Jalila nodded. When she was with the old woman, she felt at last as if she was escaping the confines of Al Janb. It was liberating, after the close life in this town and with her mothers in their haramlek, to know that interstellar space truly existed, and then to feel, as the tariqua spoke of Gateways, momentarily like that ant, infinitely small and yet somehow inching, crawling across the many universes’ infinite pages. But how could she express this? Even Pavo wouldn’t understand.
“How goes the boat?” she asked instead.
Pavo slipped her arm into to crook of Jalila’s and hugged her. “You must come and see! I have the plan in my head, but I’d never realized quite how big it would be. And complex. Ibra’s full of enthusiasm.”
“I can imagine!”
The sea flashed. The two women chuckled.
“The way the ship’s designed, Jalila, there’s more than enough room for others. I never exactly planned to go alone, but then Lya’s Lya. And Ananke’s always-”
Jalila gave her mother’s arm a squeeze. “I know what you’re saying.”
“I’d be happy if you came, Jalila. I’d understand if you didn’t. This is such a beautiful, wonderful planet. The leviathans-we know so little about them, yet they plainly have intelligence, just as all those old myths say.”
“You’ll be telling me next about the qasrs…”
“The ones we can see near here are nothing! There are islands on the ocean that are entirely made from them. And the wind pours through. They sing endlessly. A different song for every mood and season.”
“Moods! If I’d said something like that when you were teaching me of the Pillars of Life, you’d have told me I was being unscientific!”
“Science is about wonder, Jalila. I was a poor teacher if I never told you that.”
“You did.” Jalila turned to kiss Pavo’s forehead. “You did…”
Pavo’s ship was a fine thing. Between the slipways and the old mooring posts, where the red-flapping geelies quarreled over scraps of dying tideflower, it grew and grew. Golden-hulled. Far sleeker and bigger than even the ferries that had once borne Al Janb’s visitors to and from the rocket port, and which now squatted on the shingle nearby, gently rusting. It was the talk of the Season. People came to admire its progress.

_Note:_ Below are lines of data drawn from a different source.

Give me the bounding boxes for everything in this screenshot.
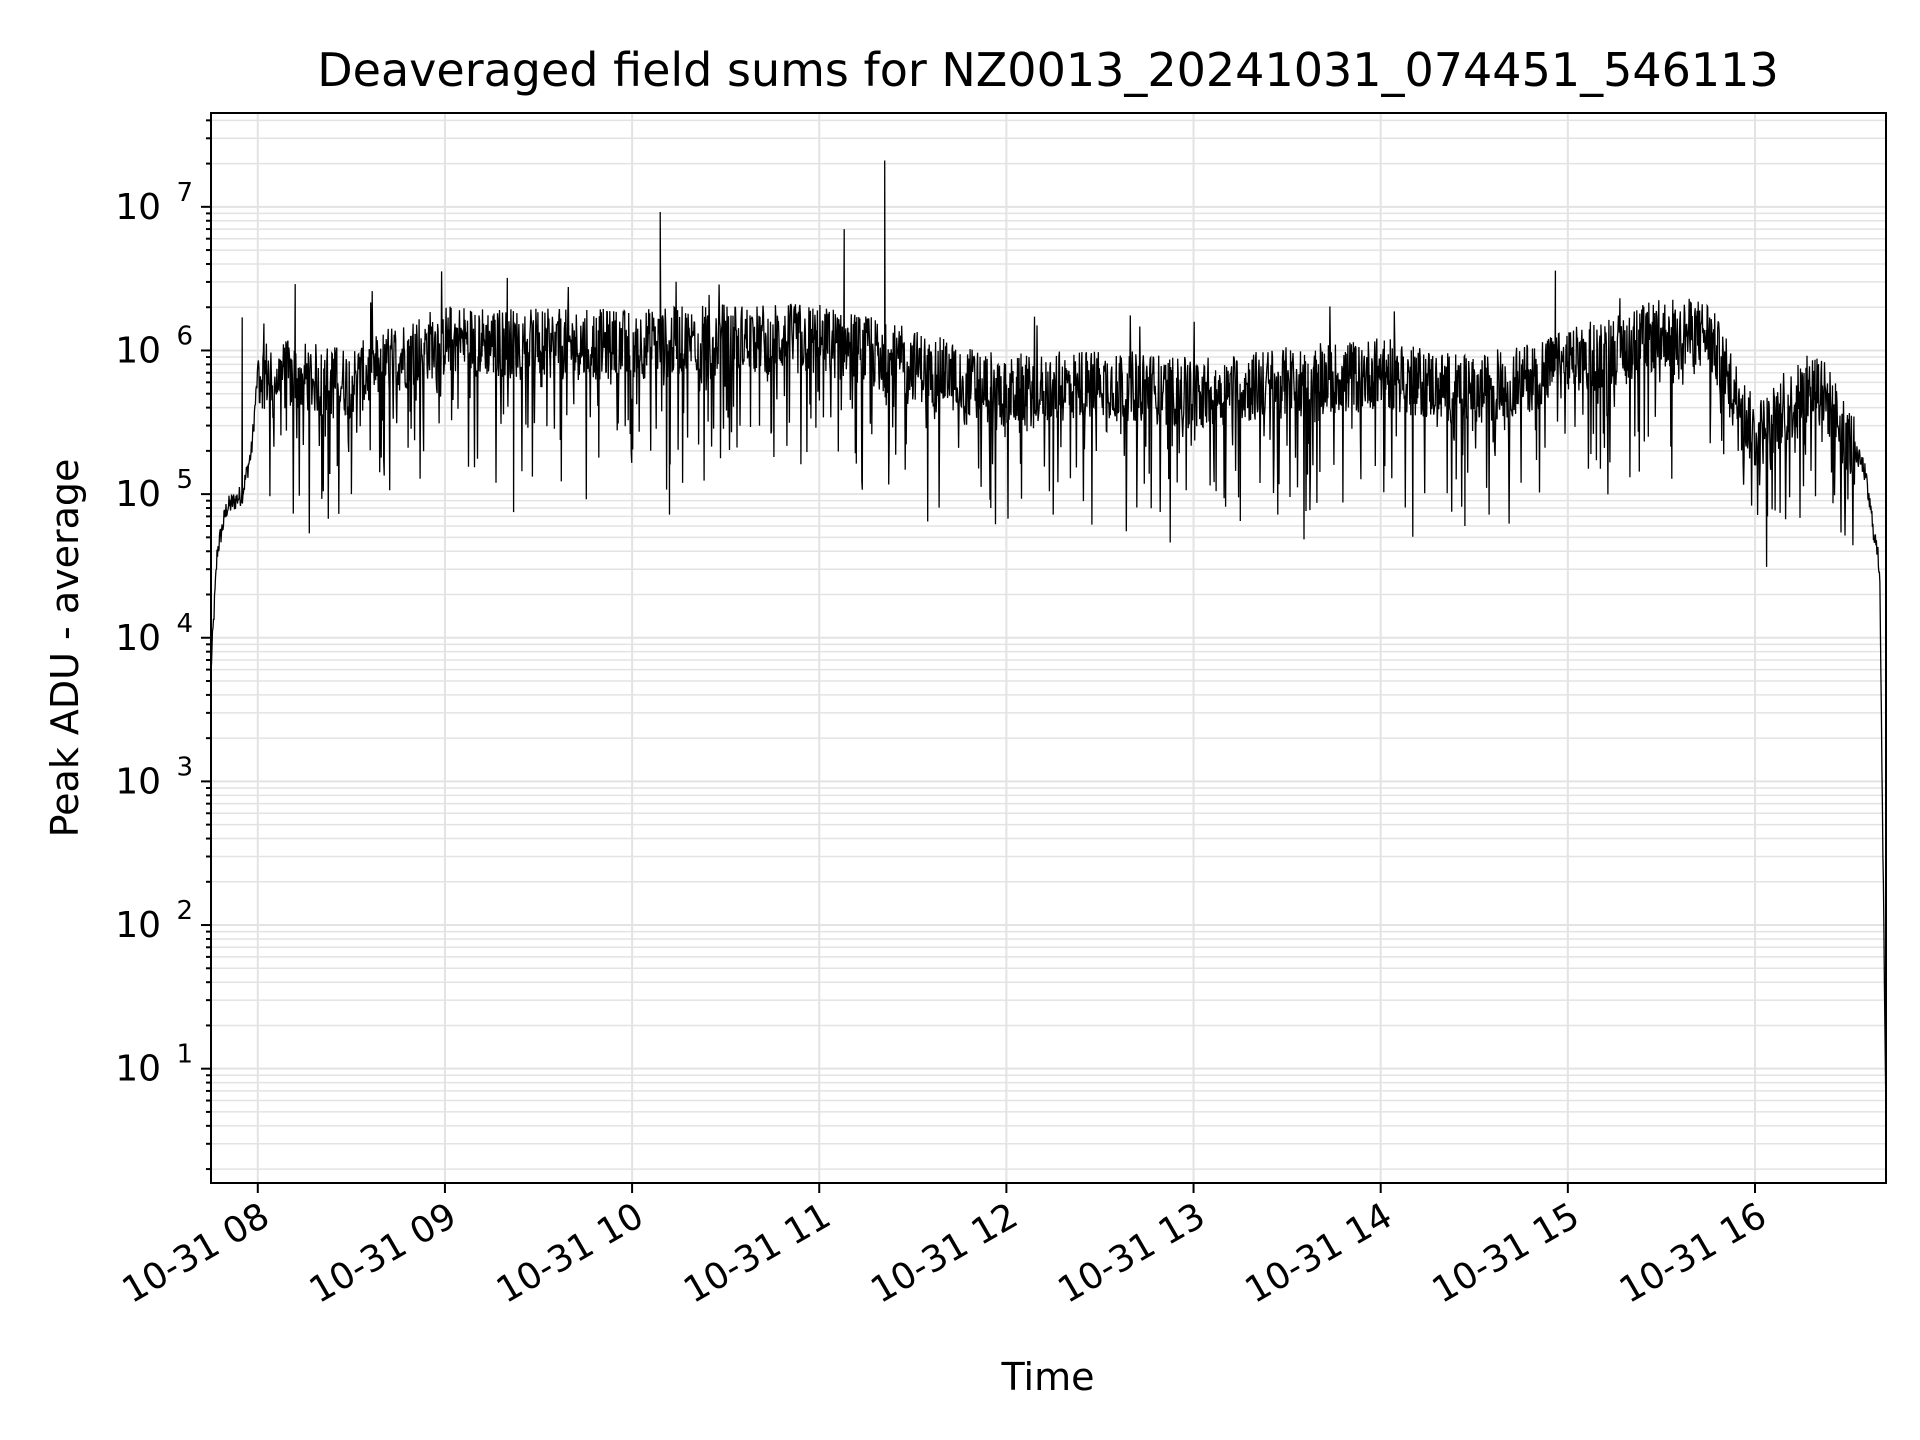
y-tick-exponent: 3 — [176, 752, 193, 782]
x-tick-label: 10-31 09 — [303, 1195, 464, 1311]
chart-title: Deaveraged field sums for NZ0013_2024103… — [317, 43, 1778, 97]
y-axis-label: Peak ADU - average — [43, 459, 87, 838]
grid-layer — [211, 113, 1886, 1183]
y-tick-exponent: 4 — [176, 609, 193, 639]
x-axis-label: Time — [1001, 1355, 1095, 1399]
y-tick-label: 10 — [115, 1049, 161, 1090]
x-tick-label: 10-31 16 — [1613, 1195, 1774, 1311]
x-tick-label: 10-31 13 — [1051, 1195, 1212, 1311]
y-tick-exponent: 1 — [176, 1040, 193, 1070]
y-tick-exponent: 6 — [176, 321, 193, 351]
series-line — [210, 160, 1887, 1108]
y-tick-exponent: 7 — [176, 178, 193, 208]
y-tick-label: 10 — [115, 761, 161, 802]
x-tick-label: 10-31 15 — [1426, 1195, 1587, 1311]
y-tick-exponent: 2 — [176, 896, 193, 926]
x-tick-label: 10-31 12 — [864, 1195, 1025, 1311]
x-tick-label: 10-31 14 — [1239, 1195, 1400, 1311]
y-tick-label: 10 — [115, 905, 161, 946]
y-tick-exponent: 5 — [176, 465, 193, 495]
y-tick-label: 10 — [115, 474, 161, 515]
series-layer — [210, 160, 1887, 1108]
plot-frame — [210, 112, 1887, 1184]
x-tick-label: 10-31 10 — [490, 1195, 651, 1311]
x-tick-label: 10-31 11 — [677, 1195, 838, 1311]
x-tick-label: 10-31 08 — [116, 1195, 277, 1311]
y-tick-label: 10 — [115, 618, 161, 659]
y-tick-label: 10 — [115, 187, 161, 228]
y-tick-label: 10 — [115, 330, 161, 371]
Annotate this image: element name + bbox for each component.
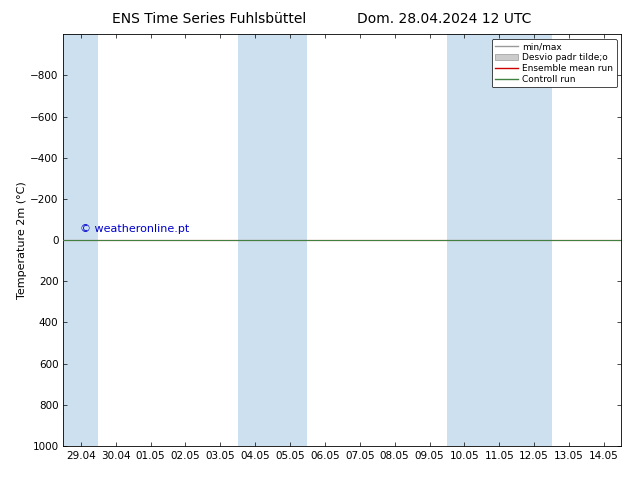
Bar (273, 34, 307, 446)
Text: © weatheronline.pt: © weatheronline.pt (80, 224, 190, 234)
Text: ENS Time Series Fuhlsbüttel: ENS Time Series Fuhlsbüttel (112, 12, 306, 26)
Legend: min/max, Desvio padr tilde;o, Ensemble mean run, Controll run: min/max, Desvio padr tilde;o, Ensemble m… (491, 39, 617, 87)
Bar (517, 34, 552, 446)
Y-axis label: Temperature 2m (°C): Temperature 2m (°C) (17, 181, 27, 299)
Text: Dom. 28.04.2024 12 UTC: Dom. 28.04.2024 12 UTC (356, 12, 531, 26)
Bar (63, 34, 98, 446)
Bar (238, 34, 273, 446)
Bar (482, 34, 517, 446)
Bar (447, 34, 482, 446)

As Jalila watched the spars rise over the clustered roofs of the fisherwomen’s houses, she was reminded of Kalal’s tale of his father and his nameless mother, and that ship that they had made together in the teeming dockyards of that city. Her thoughts blurred. She saw the high balconies of a hotel far bigger than any of Al Janb’s inns and boarding houses. She saw a darker, brighter ocean. Strange flesh upon flesh, with the windows open to the oil-and-salt breeze, the white lace curtains rising, falling…
The boat grew, and Jalila visited the tariqua, although back in Al Janb, her thoughts sometimes trailed after Kalal as she wondered how it must be-to be male, like the last dodo, and trapped in some endless state of part-arousal, like a form of nagging worry. Poor Kalal. But his life certainly wasn’t lonely. The first time Jalila noticed him at the center of the excited swarm of girls that once again surrounded Nayra, she’d almost thought that she was seeing things. But the gossip was loud and persistent. Kalal and Nayra were a couple- the phrase normally followed by a scandalized shriek, a hand-covered mouth. Jalila could only guess what the proud mothers of Nayra’s haramlek thought of such a union, but, of course, no one could subscribe to outright prejudice. Kalal was, after all, just another human being. Lightly probing her own mothers’ attitudes, she found the usual condescending tolerance. Having sexual relations with a male would be like smoking kif, or drinking alcohol, or any other form of slightly aberrant adolescent behavior, to be tolerated with easy smiles and sympathy, as long as it didn’t go on for too long. To be treated, in fact, in much the same manner as her mothers were now treating her regular visits to the tariqua.